L’histoire d’un passionnant casse-tête de 6000 morceaux

Patricia Godbout et Nathalie Watteyne, professeures au Département des lettres et communications de l'Université de Sherbrooke.

Patricia Godbout et Nathalie Watteyne, professeures au Département des lettres et communications de l'Université de Sherbrooke.


Photo : Michel Caron

Nathalie Watteyne, professeure de littérature moderne et de création littéraire, planche depuis une dizaine d’années, avec une équipe interuniversitaire chevronnée, sur un projet d’édition critique des Œuvres complètes d’Anne Hébert, considérées comme l’un des joyaux de la littérature québécoise. Ce travail de recherche prend son élan en février 2013 avec la parution du premier tome, Poésie, qui rassemble tous les poèmes d’Anne Hébert, dont de nombreux inédits, dans une édition établie par la professeure Watteyne, ainsi que le Dialogue sur la traduction à propos du Tombeau des rois, par la professeure Patricia Godbout.

Regard global sur la poésie d’Anne Hébert

Une édition critique propose une lecture approfondie de l’œuvre d’un auteur : on a accès à toute l’histoire entourant sa réalisation. Une telle publication rassemble et expose les transformations d’une œuvre par l’auteur et en présente les contextes de production, d’édition et de lecture.

«Nous avons l’habitude de lire Anne Hébert en pensant qu’elle a écrit de la poésie dans les années 1950, qu’elle est ensuite passée aux romans et qu’elle est revenue aux poèmes à la fin de sa vie. Or, avec l’édition critique, nous constatons que c’est faux, explique Nathalie Watteyne. Quand on met ensemble toute son œuvre poétique, incluant les textes parus dans les périodiques et les inédits, on découvre qu’elle a écrit des poèmes toute sa vie et on peut voir une autre trajectoire se dessiner. On retrouve d’ailleurs son travail poétique dans sa prose narrative avec des références et des allusions à ses propres poèmes ou à ceux des poètes qui l’ont accompagnée toute sa vie, tels Baudelaire et Rimbaud.»

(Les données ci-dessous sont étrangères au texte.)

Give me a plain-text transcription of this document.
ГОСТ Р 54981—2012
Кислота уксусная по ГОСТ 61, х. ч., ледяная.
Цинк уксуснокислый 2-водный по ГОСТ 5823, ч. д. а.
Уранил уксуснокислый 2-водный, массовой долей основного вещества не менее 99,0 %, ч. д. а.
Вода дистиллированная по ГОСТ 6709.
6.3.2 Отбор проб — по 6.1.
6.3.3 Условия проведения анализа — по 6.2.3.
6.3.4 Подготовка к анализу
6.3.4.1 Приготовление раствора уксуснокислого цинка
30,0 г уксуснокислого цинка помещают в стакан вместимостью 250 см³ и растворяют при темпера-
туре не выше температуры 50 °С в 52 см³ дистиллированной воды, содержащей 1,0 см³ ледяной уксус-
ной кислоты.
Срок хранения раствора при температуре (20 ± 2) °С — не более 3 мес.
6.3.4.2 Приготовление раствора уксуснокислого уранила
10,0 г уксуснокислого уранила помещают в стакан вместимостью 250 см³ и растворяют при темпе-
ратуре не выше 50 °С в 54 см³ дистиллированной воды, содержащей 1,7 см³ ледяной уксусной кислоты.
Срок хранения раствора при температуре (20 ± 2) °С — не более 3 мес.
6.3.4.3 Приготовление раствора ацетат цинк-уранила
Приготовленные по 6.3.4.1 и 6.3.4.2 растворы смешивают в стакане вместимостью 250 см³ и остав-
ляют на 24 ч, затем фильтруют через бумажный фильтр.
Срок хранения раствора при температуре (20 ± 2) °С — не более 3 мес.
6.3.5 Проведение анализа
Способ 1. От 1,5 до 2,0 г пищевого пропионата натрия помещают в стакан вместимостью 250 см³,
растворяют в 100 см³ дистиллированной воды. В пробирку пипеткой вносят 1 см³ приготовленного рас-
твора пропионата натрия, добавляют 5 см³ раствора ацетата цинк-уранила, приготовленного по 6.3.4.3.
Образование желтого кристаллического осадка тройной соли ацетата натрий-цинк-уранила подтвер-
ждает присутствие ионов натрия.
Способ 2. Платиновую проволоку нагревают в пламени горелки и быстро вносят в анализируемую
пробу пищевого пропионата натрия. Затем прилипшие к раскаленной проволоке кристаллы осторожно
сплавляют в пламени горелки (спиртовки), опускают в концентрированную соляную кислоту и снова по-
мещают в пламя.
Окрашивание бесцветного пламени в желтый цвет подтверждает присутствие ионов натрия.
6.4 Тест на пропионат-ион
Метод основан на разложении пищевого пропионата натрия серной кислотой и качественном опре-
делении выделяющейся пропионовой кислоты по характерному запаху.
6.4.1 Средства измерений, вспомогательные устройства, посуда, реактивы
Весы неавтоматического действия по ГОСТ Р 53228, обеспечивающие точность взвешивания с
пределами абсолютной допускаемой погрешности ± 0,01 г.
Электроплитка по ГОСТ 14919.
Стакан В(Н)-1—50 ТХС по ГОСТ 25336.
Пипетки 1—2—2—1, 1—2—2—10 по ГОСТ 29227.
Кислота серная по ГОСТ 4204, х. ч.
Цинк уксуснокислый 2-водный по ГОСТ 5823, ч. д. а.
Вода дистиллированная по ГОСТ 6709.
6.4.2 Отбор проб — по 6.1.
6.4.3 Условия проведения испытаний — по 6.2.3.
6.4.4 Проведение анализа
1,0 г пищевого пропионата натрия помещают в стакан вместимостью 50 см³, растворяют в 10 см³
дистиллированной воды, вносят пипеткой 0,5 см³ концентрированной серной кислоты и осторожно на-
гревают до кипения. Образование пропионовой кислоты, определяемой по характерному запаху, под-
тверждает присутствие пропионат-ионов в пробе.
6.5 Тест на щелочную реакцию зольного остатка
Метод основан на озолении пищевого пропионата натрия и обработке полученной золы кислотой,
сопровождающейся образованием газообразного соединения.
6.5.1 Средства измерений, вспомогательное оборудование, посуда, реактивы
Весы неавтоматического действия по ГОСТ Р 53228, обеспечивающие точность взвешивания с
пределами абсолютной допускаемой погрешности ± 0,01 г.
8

Tome I - Poésie, Oeuvres complètes d'Anne Hébert
Tome I - Poésie, Oeuvres complètes d'Anne Hébert

Photo : Les Presses de l'Université de Montréal

Le tome I contient également une édition critique du Dialogue sur la traduction à propos du Tombeau des rois, qui propose une réflexion sur la traduction et la poésie de la part d’Anne Hébert et de son traducteur, Frank Scott.

«Elle est une orfèvre, elle travaille le matériau de la langue, elle en fait ressortir les sonorités, rappelle la professeure Patricia Godbout, spécialiste de la traduction et de la poésie canadienne comparée. Dans ce dialogue, Frank Scott explique à la poète qu’il ne pourra conserver ce travail avec les sons et la richesse propre à la langue française, qu’il devra trouver d’autres façons de rendre justice à son écriture. Elle sait et accepte qu’à travers cette traduction, le poème deviendra un autre poème. Ce dialogue présente bien les enjeux liés à la traduction, plus particulièrement en poésie.»

Anne Hébert en cinq tomes

Anne Hébert

Anne Hébert


Photo : © 1992 Gilbert Duclos. Tous droits réservés.

Quatre autres tomes seront publiés au cours des prochains mois aux Presses de l’Université de Montréal. Chaque tome contient environ 800 pages et a la même structure : une introduction pour rendre compte de la démarche d’écriture; une note sur l’établissement des textes; une chronologie relative à la période couverte; une notice sur le contexte d’écriture et de parution, sur les prix reçus et la réception de l’œuvre; le texte de base (dernière version parue du vivant de l’auteure) avec des notes de bas de page qui apportent des éclaircissements sur le texte; une bibliographie rassemblant tous les travaux reliés à cette œuvre, des photos et des extraits de manuscrits.

Cette édition critique n’est publiée qu’en version papier et le tirage est limité. Les tomes 2 à 4 contiendront tous les romans d’Anne Hébert et le dernier portera sur ses pièces de théâtre, ses nouvelles et ses essais brefs. Un relevé des variantes significatives des textes est également offert en version numérique.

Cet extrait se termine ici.